Ok now the new, news....

• I set the ptv to wireless and it was able to establish an internet connection and sustain it. IP Network settings = Dynamic. Gateway = pf IP, DNS = pf IP
  ptv > AP > SW > pf > Modem

• Hulu worked, however Samsung TV Plus would not. Tried this several times.

• I changed the ptv DNS setting to 8.8.8.8 The ptf now worked completely including, Samsung TV Plus!
  ptv > AP > SW > pf > Modem

Ok, now to the more interesting part for me ...

• I changed the ptv back to wired and kept the network tv setting static on the ptv and it still works
  ptv > SW > pf > Modem

• I changed the ptv back to Dynamic settings which set the DNS back to the pf IP and it is still working

• The ptv settings are back to where I initially started, and it has survived tv ov/off cycles

• If I set the ptv network settings to static with the settings same as dynamic (Same IP, Gateway & DNS = pf IP), it still works.

• I unplugged the ptv network cable and the ptv lost connection as expected. When I plugged the cable back in, it came quickly back to life.

• Pulled the ptv power cord and waited a minute and plugged back in and the ptv came quickly back again.

So, I am at point where I cannot reproduce the problem and can't identify root cause and a permanent corrective action. Even though the ptv is now just tv, not knowing what caused this issue and what the corrective action should be, is not a space that I like.

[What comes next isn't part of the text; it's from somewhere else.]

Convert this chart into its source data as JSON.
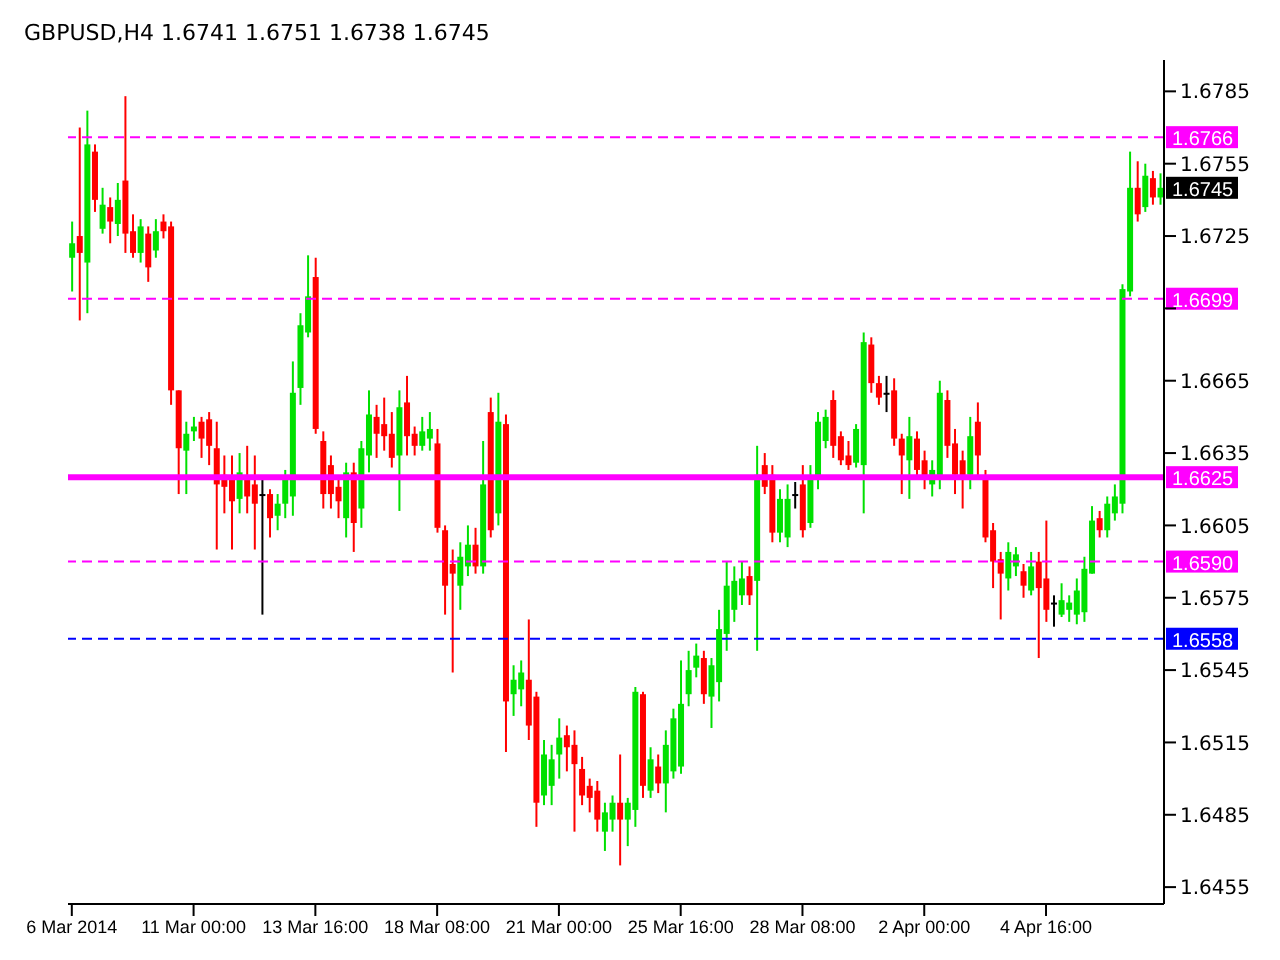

Below is the capture of the ptv starting with it off and when I turned it on and its working. It looks quite different that the capture in my earlier post when it could not establish a internet connection.

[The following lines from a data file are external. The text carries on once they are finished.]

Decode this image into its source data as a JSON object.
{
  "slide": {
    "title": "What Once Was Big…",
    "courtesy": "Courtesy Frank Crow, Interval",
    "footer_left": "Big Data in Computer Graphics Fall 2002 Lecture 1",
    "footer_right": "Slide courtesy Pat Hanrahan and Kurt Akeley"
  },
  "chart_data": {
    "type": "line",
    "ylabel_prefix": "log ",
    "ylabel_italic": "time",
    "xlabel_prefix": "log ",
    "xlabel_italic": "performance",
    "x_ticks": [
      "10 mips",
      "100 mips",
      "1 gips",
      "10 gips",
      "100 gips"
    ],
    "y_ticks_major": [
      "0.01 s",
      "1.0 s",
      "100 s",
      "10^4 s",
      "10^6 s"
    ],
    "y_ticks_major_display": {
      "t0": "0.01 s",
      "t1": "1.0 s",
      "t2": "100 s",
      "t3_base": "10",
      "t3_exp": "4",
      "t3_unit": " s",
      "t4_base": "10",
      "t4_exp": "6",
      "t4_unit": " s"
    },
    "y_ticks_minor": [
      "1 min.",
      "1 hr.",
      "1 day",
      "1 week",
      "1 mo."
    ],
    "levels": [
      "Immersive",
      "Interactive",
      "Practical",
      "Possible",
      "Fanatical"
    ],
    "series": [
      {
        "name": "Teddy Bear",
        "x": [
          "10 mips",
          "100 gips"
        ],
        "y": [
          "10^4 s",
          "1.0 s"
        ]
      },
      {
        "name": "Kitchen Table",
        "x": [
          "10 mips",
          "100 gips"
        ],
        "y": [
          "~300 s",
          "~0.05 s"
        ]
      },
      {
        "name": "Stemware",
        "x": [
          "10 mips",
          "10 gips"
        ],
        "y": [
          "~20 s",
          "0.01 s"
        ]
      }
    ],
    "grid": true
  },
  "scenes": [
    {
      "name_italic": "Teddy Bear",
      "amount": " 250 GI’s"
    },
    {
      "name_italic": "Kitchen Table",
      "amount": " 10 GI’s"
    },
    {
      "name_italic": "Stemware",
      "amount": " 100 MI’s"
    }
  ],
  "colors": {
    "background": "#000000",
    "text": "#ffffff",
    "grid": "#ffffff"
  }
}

It seems that the ptv needed to establish an internet connection wirelessly before wired worked but wired did work worked when plugged directly into the modem. No updated to the TV were done as far as I know. Automatic updates are disabled and the reported firmware ver didn't change.

Questions;

• What could cause this behavior?

• What can I do to make sure this issue does not return, especially when I'm gone and there are many very unhappy people watching a nearly blank screen that says no internet connection?

• How best to learn more about network traffic, packets, etc. I know this is probably like asking you guys, how to be a brain surgeon, but I would like to be in a better spot then I am now.

Thanks
Frank

frr

Hers the packet capture file...packetcapture-tv working wired dyanic IP DNS pfsense.pcap

Not sure if I captured enough. Seem that there is a 2k file size upload limit.

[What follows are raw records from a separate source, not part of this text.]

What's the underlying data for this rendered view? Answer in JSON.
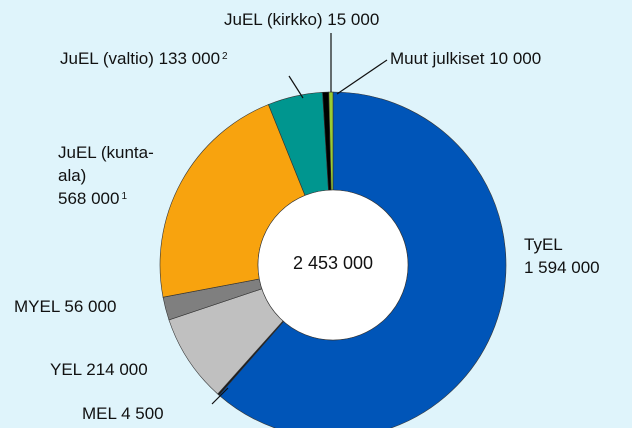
{
  "chart_data": {
    "type": "donut",
    "center_label": "2 453 000",
    "categories": [
      "TyEL",
      "MEL",
      "YEL",
      "MYEL",
      "JuEL (kunta-ala)",
      "JuEL (valtio)",
      "JuEL (kirkko)",
      "Muut julkiset"
    ],
    "values": [
      1594000,
      4500,
      214000,
      56000,
      568000,
      133000,
      15000,
      10000
    ],
    "value_labels": [
      "1 594 000",
      "4 500",
      "214 000",
      "56 000",
      "568 000",
      "133 000",
      "15 000",
      "10 000"
    ],
    "notes": [
      null,
      null,
      null,
      null,
      "1",
      "2",
      null,
      null
    ],
    "colors": [
      "#0055b8",
      "#1a1a1a",
      "#c0c0c0",
      "#7f7f7f",
      "#f8a30e",
      "#00968f",
      "#000000",
      "#99cc33"
    ]
  }
}
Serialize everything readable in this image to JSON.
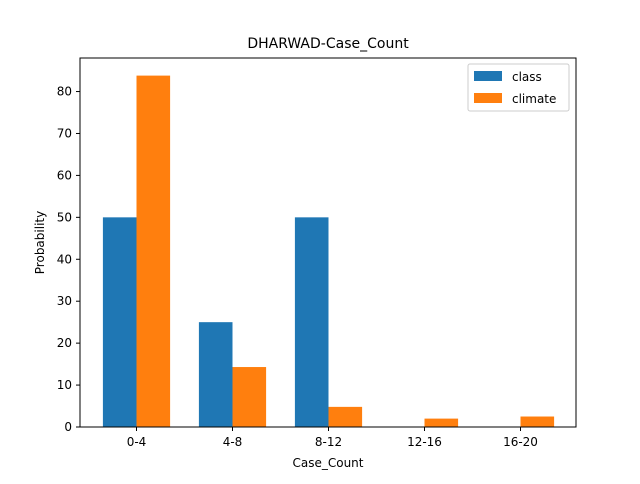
{
  "chart_data": {
    "type": "bar",
    "title": "DHARWAD-Case_Count",
    "xlabel": "Case_Count",
    "ylabel": "Probability",
    "categories": [
      "0-4",
      "4-8",
      "8-12",
      "12-16",
      "16-20"
    ],
    "series": [
      {
        "name": "class",
        "color": "#1f77b4",
        "values": [
          50,
          25,
          50,
          0,
          0
        ]
      },
      {
        "name": "climate",
        "color": "#ff7f0e",
        "values": [
          83.8,
          14.3,
          4.8,
          2.0,
          2.5
        ]
      }
    ],
    "ylim": [
      0,
      88
    ],
    "yticks": [
      0,
      10,
      20,
      30,
      40,
      50,
      60,
      70,
      80
    ],
    "grid": false,
    "legend_position": "top-right"
  }
}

PS: My old firewall (Zywall UGS) did not have this issue.

stephenw10

Did you have a DHCP static mapping in place for the wifi MAC address when you switched to wifi?

Do (or did) you have 'ARP Table Static Entry' set on the static mapping for the Ethernet MAC?

This feels like once it was able to connect it may have updated and corrected whatever issue it was hitting. I could believe a bad clock in the TV might cause the continuous ARP requests for example.